Debugging

Things go wrong, so read on.

Usage and limitations of the python debugging tools

By far the most common way to debug the construction of a Node (i.e. the creation of the xxx_worker.py script) and its subsequent use in a pipeline is to use the Python standard debugging tools. That is the Python debugger and the print method. Both those will work just fine as long as the Node’s worker process runs on the same machine that Heron’s GUI is also running. The print method will print to the Heron’s command line window while a debugger will stop the xxx_worker.py script in exactly the same way as if it was called by Python (which it is, just through the com process).

The logging system

If the worker process is running on a different machine then neither the debugger will see it nor any print statements will pass their output to the main machine and Heron’s command line window. In order to solve this (and to also keep a general eye on Heron’s overall performance) Heron has implemented two levels of Python logging.

The com process’s verbosity and log

Each Node’s secondary window provides an entry named ‘Log file or Verbosity level’. There a user can set either a number (for now all numbers do the same thing but in the future there might be more verbosity levels) or a full path to a log file.

If there is a number then the com process of the Node will output to Heron’s command line window a detailed description of every message as it leaves the com process. This includes the different times it took for the message to pass through the different processes. For example a Transform com process will output the time it took the message to get from the com process of the upstream Node to the current com process, the time it took to be send to the worker process, be transformed and arrive back at the com process and the time it took to be sent to the downstream Node’s com process.

If the ‘Log file or Verbosity level’ entry gets a path to a log file (xxx/xxx/some_file.log) then the com process will output some basic info to that file every time it processes a message. This info will involve the index of the message in the current Node (i.e. how many messages this Node has processed), the time the com process finishes processing the message and if the message is coming from an upstream Node also the index of the message in that Node and the topic of the message (i.e. the string that tells which Node and which output the message came from and which input the message has arrived into this Node). .. note:

These log files are very useful to be able to track messages across Nodes. How they can be used to time match packets
across processes is further described in the :doc:`synchronisation` section.

The global and local log files

Heron offers two other logging systems so that Node developers can log information that is happening on the worker processes of the Nodes they are developing.

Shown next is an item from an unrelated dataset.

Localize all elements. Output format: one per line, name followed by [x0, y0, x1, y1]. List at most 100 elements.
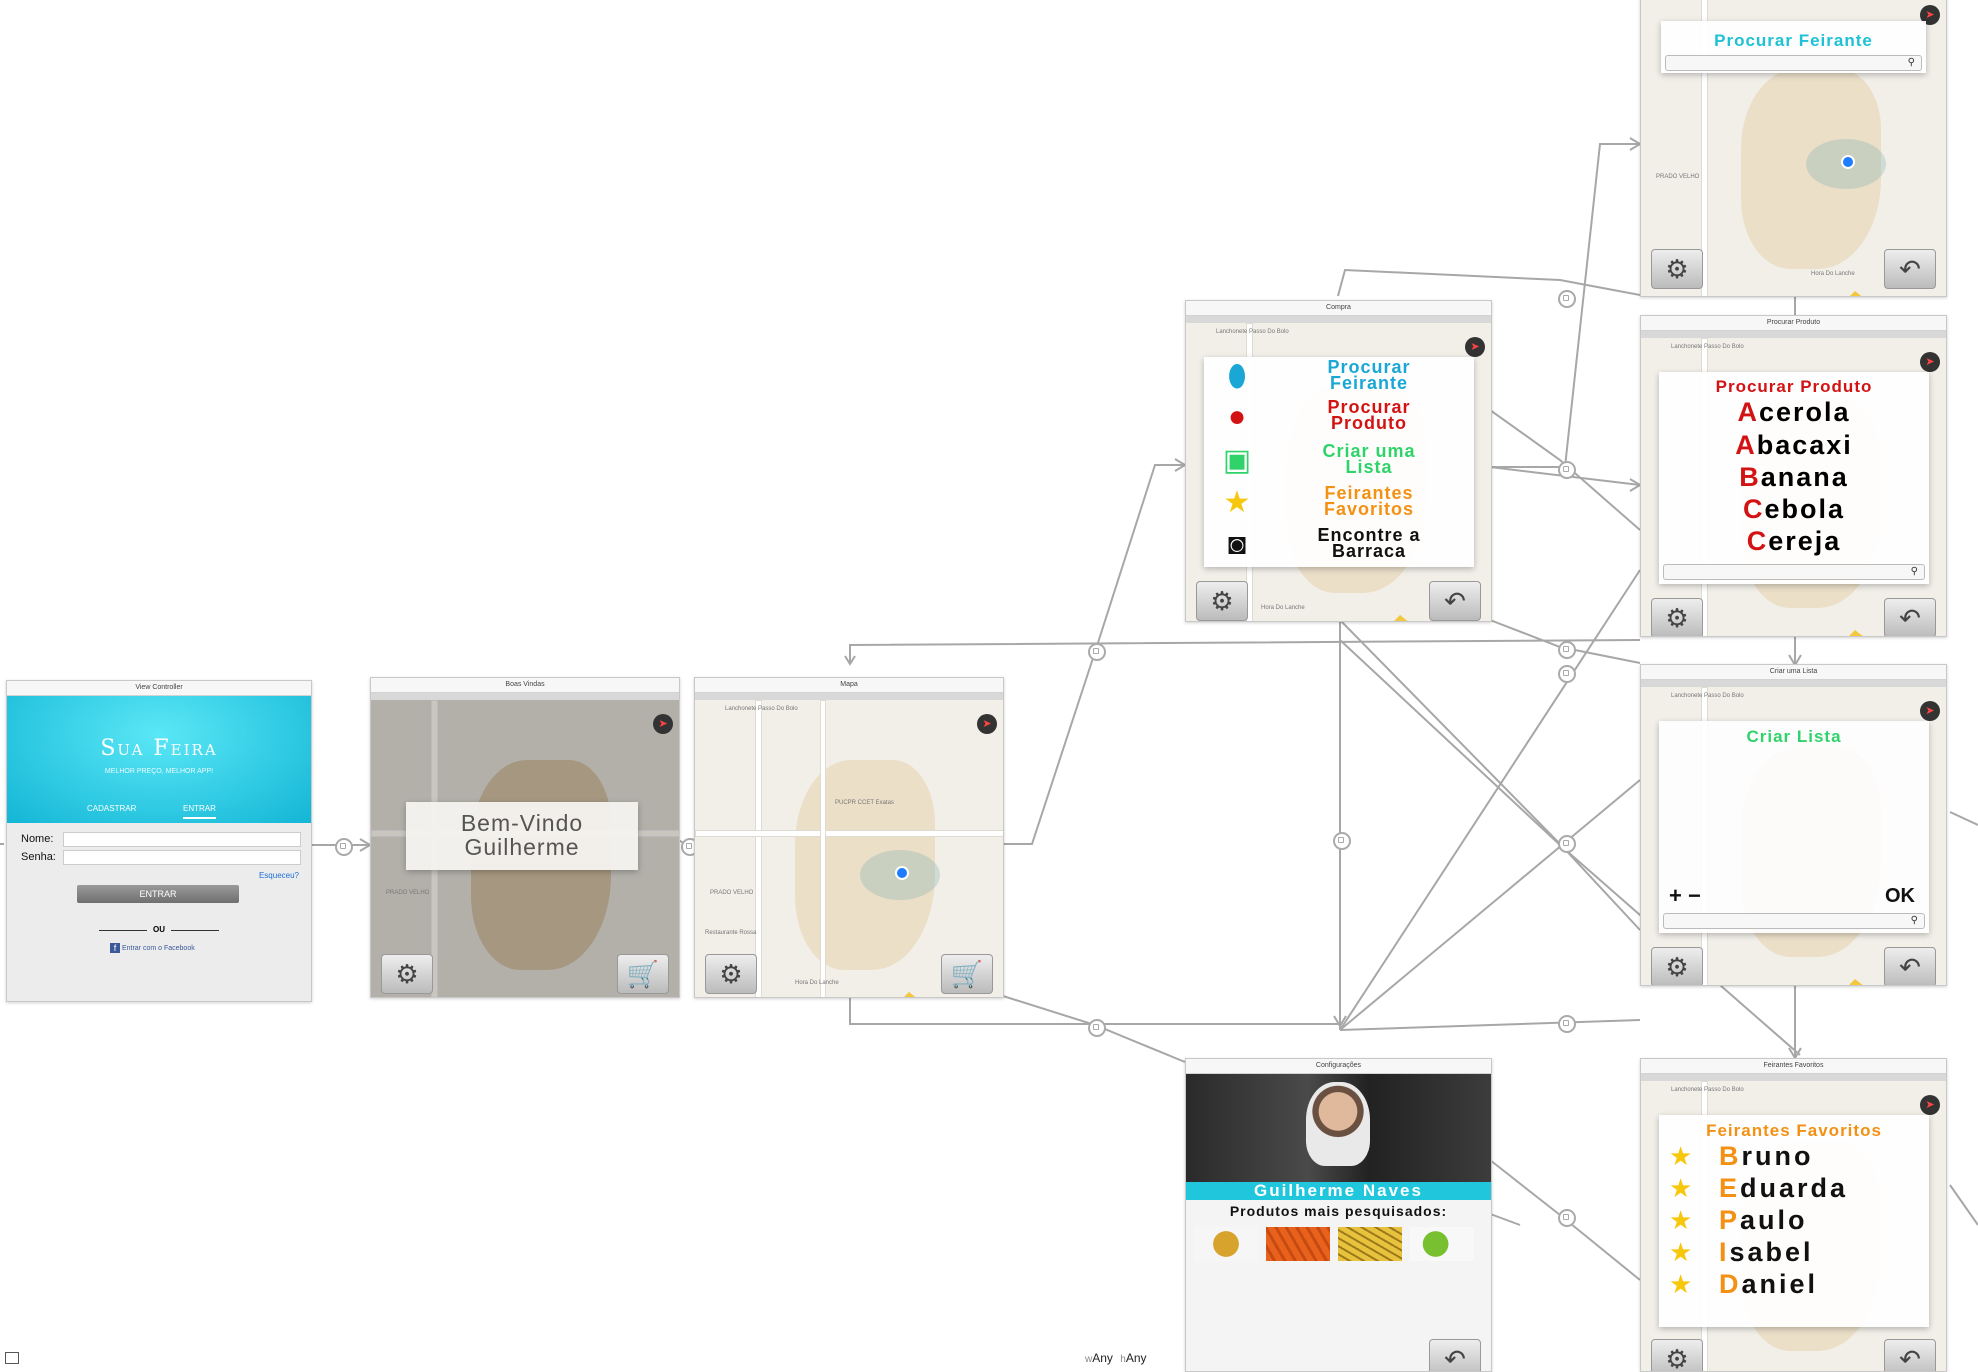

The first is the global logging system. By importing Python’s logging package a Node developer can use it’s functions, e.g.:

logging.debug('message)
logging.error('message)

in order to log messages to a Heron.log file that gets automatically generated in the Heron/Heron directory. That file will also log messages from any package that uses logging that is being used in Heron’s functionality (for example one will see a lot of messages there from paramiko as Node sockets connect to the forwarders’ processes sockets).

Another important use of the global Heron/Heron/Heron.log file is that it registers any traces produced when the code breaks and a Node in the pipeline shuts down. So if you see a message in Heron’s command line about a Node killing itself (which is the output of the end of life functionality) then check in the Heron.log file for a trace as to what exactly happened.

Heron automatically produces this global log file on any machine that runs Heron during a pipeline. So a developer can register debugging messages in a worker script of a Node that runs on a different machine to Heron’s GUI. On that machine Heron will generate a Heron.log file and the messages will be registered there. The above point about abnormal termination and stack trace registering applies also to worker processes running on separate machines, so if something goes wrong one should first check the Heron.log file on the machine that the worker process of the Node is running.

Heron also offers a local way to log information. In the general_utilities there is a function called setup_logger. Using this will generate a separate logger with a specified log file that the worker script of a Node can use to log information. Use this as follows:

from Heron import general_utils as gu
logger = gu.setup_logger('Name of Logger', full_path_log_file_name)

logger.info('Some information')
logger.debug('Maybe we should look into that')
logger.error('Aarghh, something is wrong')

Of course if the worker script is meant to run on a different machine the full_path_log_file_name must make sense for the machine that it runs on since the logger is not designed to pass its messages to different machines.

Hanging processes

When Heron crashes all processes should receive a kill command and stop themselves after HEARTBEAT_RATE * HEARTBEATS_TO_DEATH seconds (these variables are defined in the constants.py file). The same goes for a process that crashed because there was a bug in its code. If the error itself doesn’t kill the process but makes it unresponsive then it will kill itself after the above specified amount of time.

Yet, sometimes, some process do not kill themselves. This happens very rarely but it is possible. When that happens, restarting the Graph (even from a new Heron GUI) will throw an error claiming that the sockets required for communication are not available. The only way to stop such a process is to access it and kill it manually in whatever the OS provides. For example in Windows this can be done from TaskManager while from Linux with the top command.